Menlu Ingatkan Transparansi-Monitoring Pembuangan Air PLTN Fukushima, Usulkan Bekerja Sama dengan Badan Energi Atom Internasional
ERA.id - Menteri Luar Negeri RI Retno Marsudi mengingatkan agar pembuangan air radioaktif yang telah diolah dari Pembangkit Listrik Tenaga Nuklir (PLTN) Fukushima, Jepang, ke laut memperhatikan transparansi dan monitoring dalam prosesnya.
"Ada dua kunci PLTN Fukushima. Satu, adalah mengenai masalah transparansi dari prosesnya; yang kedua, adalah dari sisi monitoringnya," kata Retno usai rapat kerja bersama Komisi I DPR RI di Kompleks Parlemen, Senayan, Jakarta dikutip dari Antara, Kamis (31/8/2023).
Retno juga menekankan agar dalam proses transparansi dan monitoring pembuangan air radioaktif yang telah diolah dari PLTN Fukushima ke laut tersebut bekerja sama dengan Badan Energi Atom Internasional (IAEA).
"Semuanya itu memang harus dilakukan bersamaan dengan IAEA. Jadi itu posisi Indonesia yang terkait dengan Fukushima, transparansi-monitoring bekerja sama dengan IAEA," kata dia.
Sebelumnya, Minggu (27/8), Badan Energi Atom Internasional (IAEA) sedang melakukan pengumpulan sampel secara independen dan berjanji akan terus memonitor proses pembuangan air limbah radioaktif dari PLTN Fukushima di Jepang ke laut.
"Kami akan melanjutkan pengambilan sampel dan pemantauan independen hingga (prosesnya) selesai," tulis Direktur Jenderal IAEA Rafael Grossi dalam cuitannya di media sosial X.

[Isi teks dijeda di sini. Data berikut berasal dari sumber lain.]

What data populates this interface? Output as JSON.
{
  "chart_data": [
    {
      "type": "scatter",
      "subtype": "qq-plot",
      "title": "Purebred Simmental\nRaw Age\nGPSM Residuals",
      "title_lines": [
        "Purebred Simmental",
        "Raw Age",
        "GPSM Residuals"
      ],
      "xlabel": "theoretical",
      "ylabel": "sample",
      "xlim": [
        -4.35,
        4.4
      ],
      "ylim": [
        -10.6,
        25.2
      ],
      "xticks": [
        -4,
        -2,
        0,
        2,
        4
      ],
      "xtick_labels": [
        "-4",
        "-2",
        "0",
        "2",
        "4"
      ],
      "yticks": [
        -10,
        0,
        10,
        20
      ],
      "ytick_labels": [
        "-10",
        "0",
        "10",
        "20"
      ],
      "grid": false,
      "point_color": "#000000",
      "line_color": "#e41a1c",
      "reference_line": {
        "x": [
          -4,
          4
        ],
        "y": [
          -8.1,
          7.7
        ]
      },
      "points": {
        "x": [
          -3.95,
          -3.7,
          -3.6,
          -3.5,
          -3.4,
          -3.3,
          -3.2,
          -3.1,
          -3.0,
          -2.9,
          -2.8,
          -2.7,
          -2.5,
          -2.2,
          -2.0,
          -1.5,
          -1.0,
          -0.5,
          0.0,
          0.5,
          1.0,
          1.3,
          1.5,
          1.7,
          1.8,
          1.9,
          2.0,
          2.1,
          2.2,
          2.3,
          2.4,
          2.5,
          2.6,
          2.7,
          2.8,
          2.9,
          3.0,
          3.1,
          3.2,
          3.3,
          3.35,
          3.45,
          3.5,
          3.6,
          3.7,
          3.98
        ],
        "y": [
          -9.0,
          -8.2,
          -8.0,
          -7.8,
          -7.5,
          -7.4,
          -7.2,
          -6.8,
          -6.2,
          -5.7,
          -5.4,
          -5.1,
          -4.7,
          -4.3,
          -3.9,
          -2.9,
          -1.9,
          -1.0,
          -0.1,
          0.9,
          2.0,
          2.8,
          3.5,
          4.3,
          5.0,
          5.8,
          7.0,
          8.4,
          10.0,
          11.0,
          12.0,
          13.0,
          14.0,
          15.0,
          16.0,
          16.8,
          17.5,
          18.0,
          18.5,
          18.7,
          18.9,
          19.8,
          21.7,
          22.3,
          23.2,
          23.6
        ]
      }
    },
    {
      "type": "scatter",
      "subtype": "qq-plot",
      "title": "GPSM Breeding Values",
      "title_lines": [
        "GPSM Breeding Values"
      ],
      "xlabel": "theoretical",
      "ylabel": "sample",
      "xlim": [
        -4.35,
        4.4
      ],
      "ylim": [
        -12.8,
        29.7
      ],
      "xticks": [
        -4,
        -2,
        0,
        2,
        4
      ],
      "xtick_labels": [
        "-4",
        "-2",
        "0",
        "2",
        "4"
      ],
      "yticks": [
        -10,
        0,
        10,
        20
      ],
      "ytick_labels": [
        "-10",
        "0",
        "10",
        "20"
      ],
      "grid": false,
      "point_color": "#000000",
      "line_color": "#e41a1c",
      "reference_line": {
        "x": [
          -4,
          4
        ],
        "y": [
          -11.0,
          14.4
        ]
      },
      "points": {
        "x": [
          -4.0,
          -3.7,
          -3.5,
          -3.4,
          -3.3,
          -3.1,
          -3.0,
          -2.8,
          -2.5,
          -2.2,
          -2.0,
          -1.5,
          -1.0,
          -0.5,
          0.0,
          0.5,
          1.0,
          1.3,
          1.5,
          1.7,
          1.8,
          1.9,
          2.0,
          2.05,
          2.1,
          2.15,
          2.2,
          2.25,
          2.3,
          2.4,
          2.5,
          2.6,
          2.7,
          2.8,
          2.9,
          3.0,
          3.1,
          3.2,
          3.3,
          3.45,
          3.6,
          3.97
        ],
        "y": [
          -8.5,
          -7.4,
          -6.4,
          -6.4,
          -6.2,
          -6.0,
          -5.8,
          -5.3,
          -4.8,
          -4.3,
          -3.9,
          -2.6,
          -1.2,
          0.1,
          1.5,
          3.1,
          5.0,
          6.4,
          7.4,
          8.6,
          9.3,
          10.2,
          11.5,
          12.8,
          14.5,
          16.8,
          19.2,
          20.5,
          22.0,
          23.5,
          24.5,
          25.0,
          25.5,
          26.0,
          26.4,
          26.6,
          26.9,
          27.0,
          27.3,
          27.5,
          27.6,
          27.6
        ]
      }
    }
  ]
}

Dia melaporkan bahwa IAEA telah melakukan verifikasi berdasarkan pengambilan sampel terbaru di Fukushima Daiichi yang menunjukkan kesimpulan, kadar tritirum dalam air limbah yang dilepaskan ke laut jauh di bawah batas operasional.
Jepang memulai proses pembuangan air limbah yang terkontaminasi nuklir dari Pembangkit Listrik Tenaga Nuklir (PLTN) Fukushima Daiichi yang lumpuh ke Samudra Pasifik pada Kamis (24/8), dan prosesnya diperkirakan akan berlangsung sekitar 30 tahun atau lebih.
Pembuangan tersebut terjadi karena tangki yang dipasang di kompleks Fukushima saat ini menampung sekitar 1,34 juta ton air yang diolah, diperkirakan akan mencapai batas kapasitasnya pada awal tahun 2024 kecuali operator pembangkit listrik, Tokyo Electric Power Company (TEPCO), memulai pembuangan air tersebut.
Dimulainya pembuangan air radioaktif ke lautan itu lantas memicu tanggapan dari negara-negara dan wilayah yang mengkhawatirkan aspek keamanannya.